Publicité

Ridsa est Libre dans son nouvel album !

Le nouvel album Libre de Ridsa est désormais disponible !

Ridsa

Après le succès de son 1er opus Tranquille - certifié disque de platine avec plus de 150 000 exemplaires vendus, il revient avec un projet plus personnel et mature. Les musiques de ce 2ème album sont directes, évidentes et immédiates, un parfait mix de pop urbaine et de variété. Ridsa dévoile ainsi 16 titres dont il a assuré l’intégralité des textes. On y retrouvera, entre autres, Porto Rico (+ de 11 millions de vues), son nouveau single Avancer (déjà + de 3,5 millions de vues) et son dernier titre Mamamia, dont la lyrics vidéo a été dévoilée mercredi dernier.

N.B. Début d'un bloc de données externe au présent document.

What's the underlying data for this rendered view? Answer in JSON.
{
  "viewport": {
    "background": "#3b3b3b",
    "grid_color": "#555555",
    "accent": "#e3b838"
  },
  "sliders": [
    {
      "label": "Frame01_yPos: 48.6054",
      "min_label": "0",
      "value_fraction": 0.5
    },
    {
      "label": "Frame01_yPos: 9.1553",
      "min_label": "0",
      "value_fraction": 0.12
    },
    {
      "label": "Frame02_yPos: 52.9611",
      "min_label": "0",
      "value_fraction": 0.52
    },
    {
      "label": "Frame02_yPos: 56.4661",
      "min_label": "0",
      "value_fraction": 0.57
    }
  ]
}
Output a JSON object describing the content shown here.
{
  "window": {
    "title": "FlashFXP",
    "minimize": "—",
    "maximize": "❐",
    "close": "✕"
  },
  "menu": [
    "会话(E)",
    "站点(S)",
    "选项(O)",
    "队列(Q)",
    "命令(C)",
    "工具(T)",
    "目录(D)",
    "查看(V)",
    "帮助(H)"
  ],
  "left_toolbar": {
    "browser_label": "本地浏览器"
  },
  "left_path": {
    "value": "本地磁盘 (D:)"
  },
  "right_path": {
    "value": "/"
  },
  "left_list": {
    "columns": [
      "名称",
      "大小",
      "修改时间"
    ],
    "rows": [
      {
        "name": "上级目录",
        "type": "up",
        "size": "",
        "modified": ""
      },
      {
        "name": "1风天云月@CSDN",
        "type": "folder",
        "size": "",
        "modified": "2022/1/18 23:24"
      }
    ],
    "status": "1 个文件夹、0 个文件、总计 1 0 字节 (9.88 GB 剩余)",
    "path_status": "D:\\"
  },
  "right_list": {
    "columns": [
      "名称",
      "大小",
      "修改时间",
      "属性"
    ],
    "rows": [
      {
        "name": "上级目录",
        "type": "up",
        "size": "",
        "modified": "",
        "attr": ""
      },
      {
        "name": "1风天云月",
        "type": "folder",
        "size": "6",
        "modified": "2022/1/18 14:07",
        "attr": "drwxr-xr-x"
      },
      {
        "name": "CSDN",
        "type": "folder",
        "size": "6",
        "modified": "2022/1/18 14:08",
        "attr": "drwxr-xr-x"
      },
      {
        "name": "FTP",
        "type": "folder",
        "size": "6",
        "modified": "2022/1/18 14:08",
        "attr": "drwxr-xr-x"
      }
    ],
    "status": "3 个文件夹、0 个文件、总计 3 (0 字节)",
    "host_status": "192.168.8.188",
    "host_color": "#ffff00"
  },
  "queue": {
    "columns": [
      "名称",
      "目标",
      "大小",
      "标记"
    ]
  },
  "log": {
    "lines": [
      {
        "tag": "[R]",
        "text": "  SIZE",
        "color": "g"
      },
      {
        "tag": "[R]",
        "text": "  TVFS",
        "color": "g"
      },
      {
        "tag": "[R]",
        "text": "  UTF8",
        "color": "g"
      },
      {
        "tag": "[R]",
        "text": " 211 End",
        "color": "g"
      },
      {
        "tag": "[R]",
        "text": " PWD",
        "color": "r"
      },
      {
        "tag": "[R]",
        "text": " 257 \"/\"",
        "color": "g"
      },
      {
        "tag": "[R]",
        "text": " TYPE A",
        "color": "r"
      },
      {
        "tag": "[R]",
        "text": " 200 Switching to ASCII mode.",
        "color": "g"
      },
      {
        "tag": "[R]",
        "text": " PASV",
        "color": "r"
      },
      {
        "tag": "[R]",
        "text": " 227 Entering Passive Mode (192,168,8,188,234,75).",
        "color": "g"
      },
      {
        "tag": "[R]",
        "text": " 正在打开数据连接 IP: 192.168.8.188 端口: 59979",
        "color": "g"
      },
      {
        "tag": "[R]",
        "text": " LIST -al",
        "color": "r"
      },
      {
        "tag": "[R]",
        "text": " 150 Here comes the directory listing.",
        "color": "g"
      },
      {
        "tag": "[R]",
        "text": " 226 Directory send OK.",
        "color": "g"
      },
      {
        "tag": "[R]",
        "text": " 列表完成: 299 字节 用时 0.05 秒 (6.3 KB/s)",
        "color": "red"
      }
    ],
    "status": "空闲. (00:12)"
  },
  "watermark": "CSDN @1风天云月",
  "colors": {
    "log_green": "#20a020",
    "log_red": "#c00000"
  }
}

Gonflé à bloc, car épaulé d’un double compositeur-arrangeur particulièrement énergique, Renaud Rebillaud. L’homme a épaulé Sexion d’Assaut, Black M ou Florent Mothe et a donc le sens de la formule gagnante. « Même si j’écris les textes seul et compose les mélodies, je dirai que ce disque est le fruit d’un vrai travail à deux. Avant je posais mes instru en studio et je laissais faire, cette fois il y aura dialogue. Renaud avait toujours sa guitare et cherchait la meilleure tonalité, le meilleur arrangement, le thème le plus efficient... Je n’avais jamais eu les moyens de composer dans ces conditions, et ça me semble évident que cela s’entend. Une bonne ambiance en studio te porte toujours vers le meilleur de toi-même. »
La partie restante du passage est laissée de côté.